Through the two course texts, supporting documents, and most of all, through some incredible discussion forums I am coming away with a much clearer idea of the significance new technologies and how they impact the way we communicate with one another, understand each other (or don’t), and the way we define our culture. While I would not go so far as McLuhan to say that the “medium is the message” I certainly believe that the means by which we afford communication impact what we say, how we say it, how it is interpreted by others, and even how we preserve our cultural identity.
I have found the journey from orality to print culture to digital culture to be a fascinating one. While our class attempt to formulate a wiki on the characteristics of the three types was not as robust as I’m sure instructors had hoped for, Tim’s creation of a visual map linking ideas in the course has seemed to help bring the similarities and differences between the three to life in a really great way. (Thanks again Tim).

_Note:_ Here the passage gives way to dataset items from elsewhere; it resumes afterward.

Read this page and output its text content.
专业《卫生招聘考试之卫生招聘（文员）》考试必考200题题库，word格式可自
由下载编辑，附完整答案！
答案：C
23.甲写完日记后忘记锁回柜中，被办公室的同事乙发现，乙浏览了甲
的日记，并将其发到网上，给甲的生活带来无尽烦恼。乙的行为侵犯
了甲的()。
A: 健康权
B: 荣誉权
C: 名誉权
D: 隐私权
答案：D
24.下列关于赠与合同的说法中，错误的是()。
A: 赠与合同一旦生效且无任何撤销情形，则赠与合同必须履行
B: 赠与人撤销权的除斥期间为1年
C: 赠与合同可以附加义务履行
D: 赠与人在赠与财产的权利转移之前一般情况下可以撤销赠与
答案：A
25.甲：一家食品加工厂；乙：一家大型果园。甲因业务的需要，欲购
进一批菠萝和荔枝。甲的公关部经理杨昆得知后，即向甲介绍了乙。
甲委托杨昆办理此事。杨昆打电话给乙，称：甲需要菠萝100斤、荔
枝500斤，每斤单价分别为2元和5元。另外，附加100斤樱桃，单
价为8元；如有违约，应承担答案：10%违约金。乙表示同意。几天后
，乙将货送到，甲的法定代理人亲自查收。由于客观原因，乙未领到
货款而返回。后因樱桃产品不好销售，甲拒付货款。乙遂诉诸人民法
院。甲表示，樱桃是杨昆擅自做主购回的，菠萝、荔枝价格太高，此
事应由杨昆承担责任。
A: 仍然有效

I like Bolter’s idea that the digital age or the “late age of print” is creating opportunities much like that of oral cultures. I would not say that our current state of communication tools have come full circle and created a “secondary oral culture” but I would say that the new digital technologies diversify and remediate some of the finer points of oral culture and print culture. Simply being able to choose a technology that best supports your communication needs – whether it be asynchronous or synchronous, visual or oral or aural, or all three…creates more dynamic, truer to life, opportunities to communicate our ideas in meaningful, robust ways. But at the same time, I still believe the value of the printed word will never full be absorbed by digital media. For many of the characteristics of print are just as valuable now as they were in the day of Gutenberg’s press. Sometimes I do want to experience a work, alone, independent of the author/designer; not all experiences need to be experienced collectively. Until we cease to be individuals I think the book is safe from obsolescence.
I could go on and on but this is supposed to be a final thought…although I know I will be thinking about the information I gained from this course as I finish off my MET courses, design online courses, work with youth in my classroom, read books, watch movies, listen to podcasts, work collaboratively face-to-face and in the digital realm, so thanks to you all for such an incredible three months of learning!
I think that even if digital text was most common and considered the “norm”, people will still be reading printed books. If not for the sake of novelty – similar to our feelings with the LP.
I also like your idea of having choice in the way we interact with text – whether it be digital or print. We often think of “digital” as the cheaper or more environmentally friendly version of text. However, are we overlooking other advantages? For some, the advantages of digital are significant; for example, the ability to change the size of type for those experiencing vision difficulties.